Como Niemeyer chegou ao entroncamento


Conto de memória, alguns detalhes podem fugir, mas o cerne da questão não.
Governo Jader Barbalho(1983-1987),  tempos de reconstrução da democracia - a eleição de Tancredo será em 1984. Fatos antes desprezados durante a ditadura, eram então valorizados, como as revoltas nativistas.
Aproximava-se a comemoração dos 150 anos da tomada de Belém pelos Cabanos e Jader Barbalho, advertido por Carlos Roque, resolve dar significado relevante à data.
Até então, em Belém, só existiam marcos comemorativos à derrota dos Cabanos. A rua 13 de maio, ganhou este nome não em comemoração a lei Áurea, mas ao dia em que as forças legalistas retomaram Belém, em 1836. Há, ainda,  um monumento em frente ao colégio Santo Antônio, dedicado ao facínora Francisco José de Sousa Soares de Andrea, o Barão de Caçapava, que bombardeou impiedosamente  Belém.

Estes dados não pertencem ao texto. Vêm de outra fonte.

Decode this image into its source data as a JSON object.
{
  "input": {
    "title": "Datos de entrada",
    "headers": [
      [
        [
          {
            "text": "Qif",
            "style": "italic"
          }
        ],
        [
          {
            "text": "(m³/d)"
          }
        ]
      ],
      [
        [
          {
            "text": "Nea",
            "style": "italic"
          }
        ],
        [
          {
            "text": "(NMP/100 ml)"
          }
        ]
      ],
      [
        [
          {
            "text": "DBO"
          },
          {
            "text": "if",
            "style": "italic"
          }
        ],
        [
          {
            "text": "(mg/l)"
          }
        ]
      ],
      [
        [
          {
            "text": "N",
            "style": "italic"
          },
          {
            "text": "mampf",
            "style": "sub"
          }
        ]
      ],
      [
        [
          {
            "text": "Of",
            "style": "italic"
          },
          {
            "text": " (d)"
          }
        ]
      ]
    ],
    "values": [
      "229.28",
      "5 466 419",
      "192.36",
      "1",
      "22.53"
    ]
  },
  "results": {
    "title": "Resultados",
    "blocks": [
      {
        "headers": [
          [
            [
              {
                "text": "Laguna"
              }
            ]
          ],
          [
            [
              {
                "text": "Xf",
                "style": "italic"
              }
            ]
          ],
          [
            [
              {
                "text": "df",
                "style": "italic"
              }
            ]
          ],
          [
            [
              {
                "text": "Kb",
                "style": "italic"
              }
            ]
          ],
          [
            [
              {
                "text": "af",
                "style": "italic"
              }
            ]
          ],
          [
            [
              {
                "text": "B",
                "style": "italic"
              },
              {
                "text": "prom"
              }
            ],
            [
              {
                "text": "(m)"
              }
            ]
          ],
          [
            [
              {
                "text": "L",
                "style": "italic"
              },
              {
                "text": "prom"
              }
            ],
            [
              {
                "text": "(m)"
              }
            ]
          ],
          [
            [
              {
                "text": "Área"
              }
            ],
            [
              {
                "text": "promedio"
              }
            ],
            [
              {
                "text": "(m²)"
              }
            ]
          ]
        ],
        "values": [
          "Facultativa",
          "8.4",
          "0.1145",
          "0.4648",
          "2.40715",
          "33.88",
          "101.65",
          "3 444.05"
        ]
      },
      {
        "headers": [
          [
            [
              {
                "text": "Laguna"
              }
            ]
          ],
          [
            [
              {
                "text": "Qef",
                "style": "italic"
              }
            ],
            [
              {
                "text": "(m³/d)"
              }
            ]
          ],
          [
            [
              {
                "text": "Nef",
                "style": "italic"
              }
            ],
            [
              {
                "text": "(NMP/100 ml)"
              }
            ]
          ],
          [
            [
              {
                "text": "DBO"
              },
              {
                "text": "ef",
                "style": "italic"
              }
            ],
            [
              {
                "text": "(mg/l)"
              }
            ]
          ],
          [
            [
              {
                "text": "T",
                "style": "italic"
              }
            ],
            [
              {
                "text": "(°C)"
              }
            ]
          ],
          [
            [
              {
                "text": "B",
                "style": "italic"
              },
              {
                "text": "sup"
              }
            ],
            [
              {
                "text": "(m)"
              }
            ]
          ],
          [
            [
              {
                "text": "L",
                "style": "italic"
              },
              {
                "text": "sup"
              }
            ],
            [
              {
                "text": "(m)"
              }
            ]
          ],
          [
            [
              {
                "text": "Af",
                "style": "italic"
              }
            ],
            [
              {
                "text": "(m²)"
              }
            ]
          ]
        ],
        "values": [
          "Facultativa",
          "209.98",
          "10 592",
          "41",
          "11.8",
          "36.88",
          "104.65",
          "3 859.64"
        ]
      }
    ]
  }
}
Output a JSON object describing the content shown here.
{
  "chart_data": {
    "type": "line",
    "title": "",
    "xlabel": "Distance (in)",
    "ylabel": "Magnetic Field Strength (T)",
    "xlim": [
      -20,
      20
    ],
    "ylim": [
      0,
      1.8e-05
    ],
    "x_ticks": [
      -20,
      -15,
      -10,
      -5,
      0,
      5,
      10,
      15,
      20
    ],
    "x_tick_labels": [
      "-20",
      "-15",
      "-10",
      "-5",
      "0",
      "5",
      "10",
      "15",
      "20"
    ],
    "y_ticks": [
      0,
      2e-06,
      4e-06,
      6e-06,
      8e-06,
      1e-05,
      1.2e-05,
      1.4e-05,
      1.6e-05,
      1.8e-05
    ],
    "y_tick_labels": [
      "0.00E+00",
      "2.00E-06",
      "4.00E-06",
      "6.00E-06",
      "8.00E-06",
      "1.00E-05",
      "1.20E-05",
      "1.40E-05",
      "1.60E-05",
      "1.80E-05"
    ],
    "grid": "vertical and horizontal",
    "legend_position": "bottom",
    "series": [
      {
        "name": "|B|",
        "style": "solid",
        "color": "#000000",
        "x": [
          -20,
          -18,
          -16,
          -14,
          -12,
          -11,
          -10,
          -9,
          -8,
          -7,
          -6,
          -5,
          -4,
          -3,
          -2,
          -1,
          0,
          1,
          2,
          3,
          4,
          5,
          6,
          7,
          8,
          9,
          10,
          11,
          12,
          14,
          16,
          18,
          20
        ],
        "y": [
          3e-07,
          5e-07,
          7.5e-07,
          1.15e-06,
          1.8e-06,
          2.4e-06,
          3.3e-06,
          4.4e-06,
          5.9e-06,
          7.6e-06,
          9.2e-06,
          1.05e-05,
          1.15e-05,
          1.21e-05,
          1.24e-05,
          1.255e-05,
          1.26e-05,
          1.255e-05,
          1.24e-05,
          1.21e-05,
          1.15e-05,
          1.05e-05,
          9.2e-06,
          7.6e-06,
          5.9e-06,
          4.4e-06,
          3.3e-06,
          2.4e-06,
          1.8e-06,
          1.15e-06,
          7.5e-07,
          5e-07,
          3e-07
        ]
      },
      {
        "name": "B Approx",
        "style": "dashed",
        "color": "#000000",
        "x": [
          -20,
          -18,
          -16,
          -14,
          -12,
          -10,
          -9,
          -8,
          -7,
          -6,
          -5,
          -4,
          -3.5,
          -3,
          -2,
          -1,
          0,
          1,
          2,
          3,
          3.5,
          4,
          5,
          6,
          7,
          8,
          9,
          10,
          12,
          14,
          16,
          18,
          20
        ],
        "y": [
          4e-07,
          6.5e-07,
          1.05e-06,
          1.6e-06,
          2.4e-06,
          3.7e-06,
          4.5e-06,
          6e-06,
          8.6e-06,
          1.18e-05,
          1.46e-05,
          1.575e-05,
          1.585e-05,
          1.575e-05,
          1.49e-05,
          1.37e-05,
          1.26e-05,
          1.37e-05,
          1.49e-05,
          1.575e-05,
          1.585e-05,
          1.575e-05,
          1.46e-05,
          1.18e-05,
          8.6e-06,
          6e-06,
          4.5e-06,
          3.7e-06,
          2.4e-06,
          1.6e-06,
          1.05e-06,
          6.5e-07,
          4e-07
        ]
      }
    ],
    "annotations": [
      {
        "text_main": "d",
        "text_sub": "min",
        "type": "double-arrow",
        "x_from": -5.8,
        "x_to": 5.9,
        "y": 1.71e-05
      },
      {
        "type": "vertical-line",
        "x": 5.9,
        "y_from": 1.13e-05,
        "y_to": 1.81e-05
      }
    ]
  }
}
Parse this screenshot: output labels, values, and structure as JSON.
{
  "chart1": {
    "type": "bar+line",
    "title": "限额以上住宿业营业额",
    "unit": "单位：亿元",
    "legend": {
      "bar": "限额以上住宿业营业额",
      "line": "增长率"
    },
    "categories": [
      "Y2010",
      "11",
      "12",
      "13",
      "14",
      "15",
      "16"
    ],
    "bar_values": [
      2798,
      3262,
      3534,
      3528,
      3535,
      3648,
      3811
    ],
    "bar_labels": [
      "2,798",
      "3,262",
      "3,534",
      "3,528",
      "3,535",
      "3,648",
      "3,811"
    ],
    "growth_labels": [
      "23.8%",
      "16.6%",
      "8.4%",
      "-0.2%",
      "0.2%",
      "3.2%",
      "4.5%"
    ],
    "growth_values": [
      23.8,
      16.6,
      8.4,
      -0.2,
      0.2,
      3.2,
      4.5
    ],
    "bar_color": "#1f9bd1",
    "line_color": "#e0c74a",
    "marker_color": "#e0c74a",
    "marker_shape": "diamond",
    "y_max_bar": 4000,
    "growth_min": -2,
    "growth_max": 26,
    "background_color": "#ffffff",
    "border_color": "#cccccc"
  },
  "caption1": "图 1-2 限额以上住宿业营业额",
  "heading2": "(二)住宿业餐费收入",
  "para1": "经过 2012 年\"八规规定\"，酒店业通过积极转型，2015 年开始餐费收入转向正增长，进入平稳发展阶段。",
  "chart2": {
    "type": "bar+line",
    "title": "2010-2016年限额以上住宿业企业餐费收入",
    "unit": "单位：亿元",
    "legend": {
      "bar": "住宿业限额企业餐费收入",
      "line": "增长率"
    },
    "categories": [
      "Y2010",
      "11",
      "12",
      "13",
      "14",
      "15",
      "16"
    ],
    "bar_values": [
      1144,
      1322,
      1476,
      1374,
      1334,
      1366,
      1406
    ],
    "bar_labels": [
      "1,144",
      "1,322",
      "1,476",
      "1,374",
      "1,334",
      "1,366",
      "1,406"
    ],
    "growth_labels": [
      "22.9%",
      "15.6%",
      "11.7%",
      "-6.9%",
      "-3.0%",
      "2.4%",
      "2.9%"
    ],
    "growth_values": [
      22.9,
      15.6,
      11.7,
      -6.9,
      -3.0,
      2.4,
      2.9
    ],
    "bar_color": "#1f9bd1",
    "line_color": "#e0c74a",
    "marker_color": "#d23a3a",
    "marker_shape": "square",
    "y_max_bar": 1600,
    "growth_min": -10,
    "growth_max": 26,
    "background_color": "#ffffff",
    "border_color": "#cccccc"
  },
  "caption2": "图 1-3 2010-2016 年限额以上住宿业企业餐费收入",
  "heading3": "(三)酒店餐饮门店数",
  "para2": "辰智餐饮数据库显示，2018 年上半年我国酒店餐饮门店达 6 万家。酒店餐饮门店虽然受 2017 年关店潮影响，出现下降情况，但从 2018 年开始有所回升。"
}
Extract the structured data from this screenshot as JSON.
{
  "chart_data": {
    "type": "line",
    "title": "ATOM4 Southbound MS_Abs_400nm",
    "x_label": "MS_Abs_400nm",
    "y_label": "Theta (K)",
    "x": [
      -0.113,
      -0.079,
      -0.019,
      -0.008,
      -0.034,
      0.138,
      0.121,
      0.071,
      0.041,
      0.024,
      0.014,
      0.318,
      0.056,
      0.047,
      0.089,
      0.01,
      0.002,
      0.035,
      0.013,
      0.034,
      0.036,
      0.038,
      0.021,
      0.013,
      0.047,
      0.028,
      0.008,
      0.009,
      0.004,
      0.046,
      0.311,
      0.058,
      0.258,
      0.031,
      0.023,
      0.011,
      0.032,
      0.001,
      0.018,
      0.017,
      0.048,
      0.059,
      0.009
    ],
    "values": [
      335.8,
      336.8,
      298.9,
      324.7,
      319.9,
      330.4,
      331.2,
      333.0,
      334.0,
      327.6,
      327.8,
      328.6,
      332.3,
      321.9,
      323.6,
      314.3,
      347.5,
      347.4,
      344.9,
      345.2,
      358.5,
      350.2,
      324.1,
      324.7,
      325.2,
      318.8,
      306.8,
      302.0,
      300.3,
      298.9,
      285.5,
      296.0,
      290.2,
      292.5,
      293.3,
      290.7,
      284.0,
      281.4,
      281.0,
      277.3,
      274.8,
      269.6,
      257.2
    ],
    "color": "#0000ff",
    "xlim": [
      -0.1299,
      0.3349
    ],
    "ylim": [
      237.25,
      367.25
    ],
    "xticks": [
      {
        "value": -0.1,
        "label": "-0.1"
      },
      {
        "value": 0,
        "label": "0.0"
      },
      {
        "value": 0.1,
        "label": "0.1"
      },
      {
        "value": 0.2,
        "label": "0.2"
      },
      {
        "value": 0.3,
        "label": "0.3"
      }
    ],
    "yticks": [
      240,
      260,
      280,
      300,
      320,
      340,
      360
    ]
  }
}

O ponto culminante das comemorações viria com a  inauguração de  um monumento que revertesse a visão sobre os Cabanos - de bandoleiros, "classes ínfimas", saqueadores, para heróis da formação da nacionalidade brasileira.
Foi constituída uma comissão designada por decreto do governador. Pelo que lembro era presidida pelo Carlos Roque; e era integrada pela ala "esquerda do governo": Benedicto Monteiro, procurador Geral do Estado; Itair Silva, Secretário de Justiça; José Akel Fares, presidente do Instituto de Arquitetos do Brasil, IAB-Pa; e eu, Flávio Sidrim Nassar,  que havia sido "convidado/indicado" para representar o Departamento de Arquitetura da UFPA. Sinceramente não me lembro se tinha mais alguém. O Manuel Acácio, secretário de Obras?
A ideia era fazer um concurso; e começam as reuniões para discutir como viabilizá-lo. A única voz discordante era a minha, vinhamos de uma experiência traumática: o concurso do projeto do CENTUR. Ninguém admitia, nem ousar falar  em outra modalidade de homenagem, os tempos eram democráticos, e o concurso daria oportunidade a todos. Eu, cavaleiro solitário, insistia. Nos bastidores,  o Akel concordava comigo, só que na condição de presidente do IAB tinha que manter  uma posição corporativa.
Já estavam redigindo o regimento do concurso, e cada vez mais ficava provada a complexidade e a dificuldade deste processo que, como o do CENTUR, não garantia a qualidade do projeto.
Um dia, na hora do cafezinho,  eu acompanhado do Akel,  chamei o Roque para uma janela do palácio Lauro Sodré, onde se reunia a comissão, e falei:
Esse negócio não vai dar certo, tu queres ver uma solução que resolva tudo isso e que ninguém vai ter coragem de reclamar? Sugere ao Jáder de convidar o Niemeyer pra fazer o projeto, pelo tema duvido que ele recuse.
Roque fez cara de paisagem congelada da Sibéria e insistiu:
O Homem quer concurso, vamos fazer o concurso.
A reunião prosseguiu meio sem rumo. Uns 20 dias depois, o jornal mostrou as fotos de Jader e Roque no escritório do ON no Rio.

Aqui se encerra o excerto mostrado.